P. Luis Alarcón Escárate
Vicario de Pastoral Social
Párroco de Hualañé y de La Huerta del Mataquito
“El último domingo de Septiembre, la Iglesia celebra el ‘Día de Oración por Chile’, pues tenemos la certeza que un país que quiere ser una patria justa y buena para todos no se construye sin oración. En este día oramos poniéndonos bajo la protección de Nuestra Señora del Carmen, Madre de Chile. Nuestra Eucaristía expresa nuestra gratitud al Señor por su presencia en la compleja vida de nuestro país, expresa nuestro compromiso para seguir abriendo los caminos del Evangelio en la vida de nuestro pueblo, y expresa nuestra oración para construir con él un país donde –para todos- ‘haya pan, respeto y alegría’”. Esta introducción del folleto “El Domingo, Día del Señor” nos da el contexto en el cual hoy nos habla el evangelio de Lucas.
Ya el domingo previo, en fiestas patrias nos invitaba a contemplar esa invitación de Jesús de saber administrar los bienes injustos para ganar amigos en el cielo. Es una frase que me dejó pensativo y me invitó a descubrir cómo se puede ganar amigos con el vil dinero, o dinero injusto, ya que no se puede servir a dos señores, o amará a uno y odiará al otro. Pero complementando ambos textos y viendo la suerte corrida por Lázaro y el rico podemos ver que todo depende de aquello que buscamos como país: transparencia, servicio, equidad, educación; seguramente hay muchos otros elementos que nombrar.
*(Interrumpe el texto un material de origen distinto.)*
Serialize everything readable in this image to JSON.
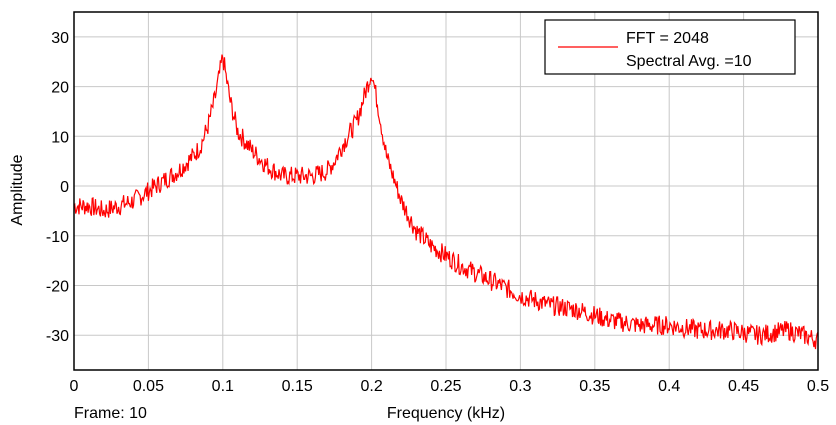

Una actitud de servicio implica que yo no soy dueño de las cosas, soy un simple administrador. La doctrina social de la Iglesia nos dice que sobre todas las cosas hay una hipoteca social. Todo es para el bien de los hombres y mujeres de este mundo, por lo tanto implica una disposición de hacer que lo bienes alcancen para todos. Y esto nos recuerda que una gran brecha existente en nuestro país es aquella que se da entre los ricos y los pobres. Ya don Carlos González, obispo de Talca, a quien recordamos hace unos días, nos ponía en alerta ante esta situación en una de sus últimas cartas. Cuando esto ocurre, la brecha inmensa, lo más probable es que aumente la delincuencia y, además, vaya creciendo el desencanto que provoca violencias dentro de cualquier sociedad.
Ser un buen administrador de los bienes injustos implicará tener claridad en qué se gastan los dineros en cualquier ámbito, ya sea eclesial, vecinal, deportivo, de gobierno, etc. La transparencia es algo que todos piden para poder poner su confianza en diversos proyectos que traen mejor calidad de vida a los ciudadanos: caminos pavimentados en sectores rurales, agua potable y alcantarillado, mejores sistemas de previsión y de salud para todos.
Una buena educación permite que seamos constructores de una nueva cultura en donde nuestra confianza en Dios y en las personas nos llevará a sacar lo mejor de cada uno para el servicio de una sociedad que requiere constructores, médicos, agricultores, investigadores, artistas, etc.; una educación de calidad permite a todos mirarnos como hermanos, donde no hay alguien superior por nacer en tal o cual lugar o familia, sino que la educación permite que todos nos podamos mirar bien, de manera horizontal y de esa manera saber que las puertas del cielo se abren solas para entrar a gozar de la alegría del Reino. El rico no supo administrar el injusto dinero y se perdió el reino. El pobre, por ser pobre, fue reconocido por Dios. Muchos podemos ganar ese lugar, o bien buscarlo aquí en la tierra viviendo lo anunciado por los profetas o enseñado por nuestros pastores.
Que nuestra oración haga crecer a nuestra patria, animada y dirigida por buenos dirigentes que busquen el bien de todos.
Domingo 25 de septiembre, Lucas 16, 19-31.